Le bail a été conclu pour une durée de neuf années à compter du 17 mars 2017 moyennant un loyer annuel de 10.241,00 €, hors taxes, hors charges et hors foncier, payable trimestriellement et majoré de la TVA au taux en vigueur, le paiement de charges et de la taxe foncière.
Une clause résolutoire a été insérée au bail prévoyant la résiliation de plein droit du contrat à défaut de paiement des loyers et des charges.
Constatant que sa locataire ne réglait plus ses loyers, la S.A. MAISON ANTOINE BAUD – MAB a, par acte du 5 mars 2024, fait signifier à la S.A.R.L. A2PSC (AMEMAG MULTISERVICES) un commandement de payer visant la clause résolutoire pour la somme totale de 7.915,49 € au titre des loyers impayés au 2 février 2024, sans résultat.

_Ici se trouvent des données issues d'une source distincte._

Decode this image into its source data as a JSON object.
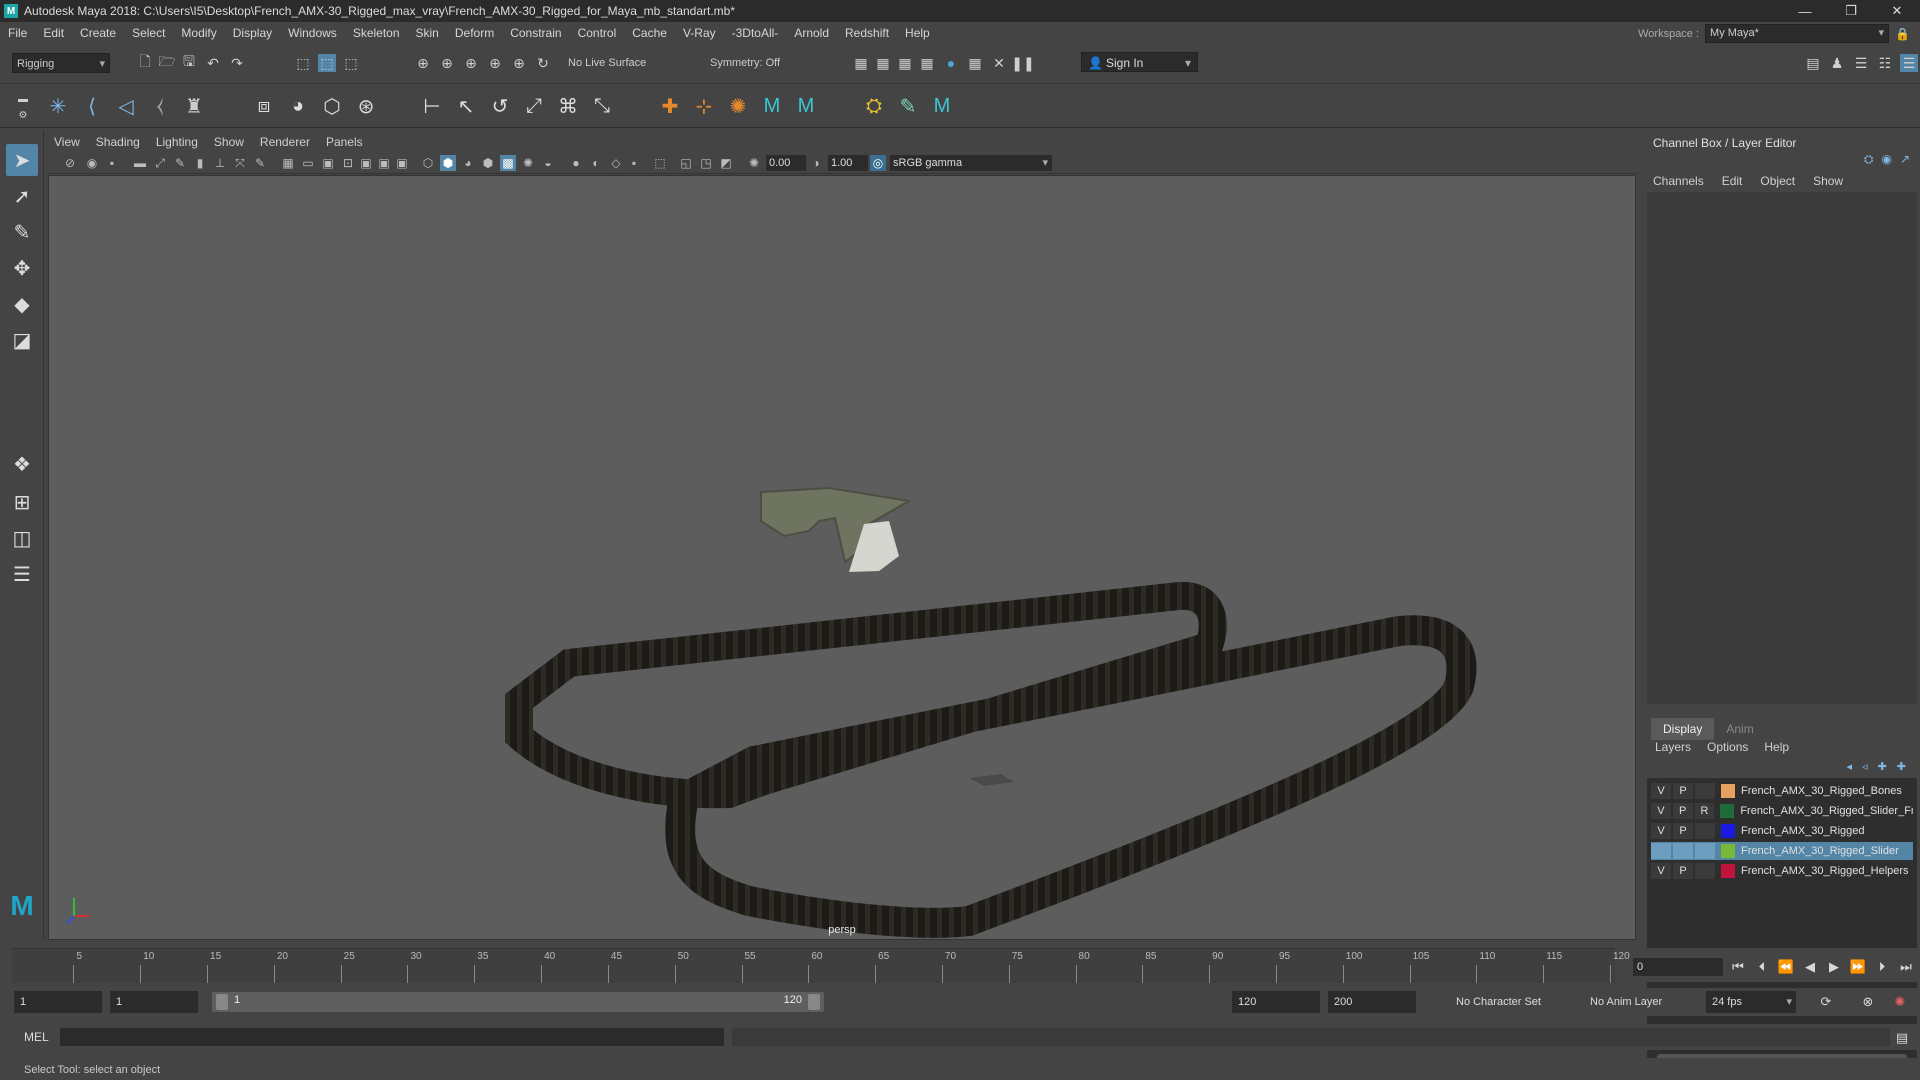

Par acte d’assignation en date du 17 juin 2024, la S.A. MAISON ANTOINE BAUD – MAB a assigné la S.A.R.L. A2PSC (AMEMAG MULTISERVICES) devant la Présidente du Tribunal statuant en référé aux fins suivantes :
- Constater la résiliation du bail dont est titulaire la SAS A2PSC, immatriculée au Registre du Commerce et des Sociétés près le TRIBUNAL DE COMMERCE de NEVERS sous le n°RCS 822 931 978 sur le local exploité par elle [Adresse 2] à [Localité 5], à la date du 5 avril 2024,
En conséquence,
- Ordonner l’expulsion de la SAS A2PSC ainsi que de tout occupant de son fait, sous astreinte de 500 € par jour de retard à compter de la signification de l’ordonnance à intervenir,
- Fixer le montant de l’indemnité de jouissance jusqu’à la libération effective des lieux, à la somme mensuelle de 1368,50 € TTC,
- Condamner la SAS A2PSC, par provision, à payer et porter la somme de 16917,70 € TTC, montant de l’arriéré de loyers, frais et pénalités,
- La condamner au paiement d’une somme de 3 000 € sur le fondement de l’article 700 du Code de Procédure Civile,
- La condamner aux entiers dépens de la procédure qui comprendront ceux relatifs au commandement de payer visant la clause résolutoire en date du 5 mars 2024.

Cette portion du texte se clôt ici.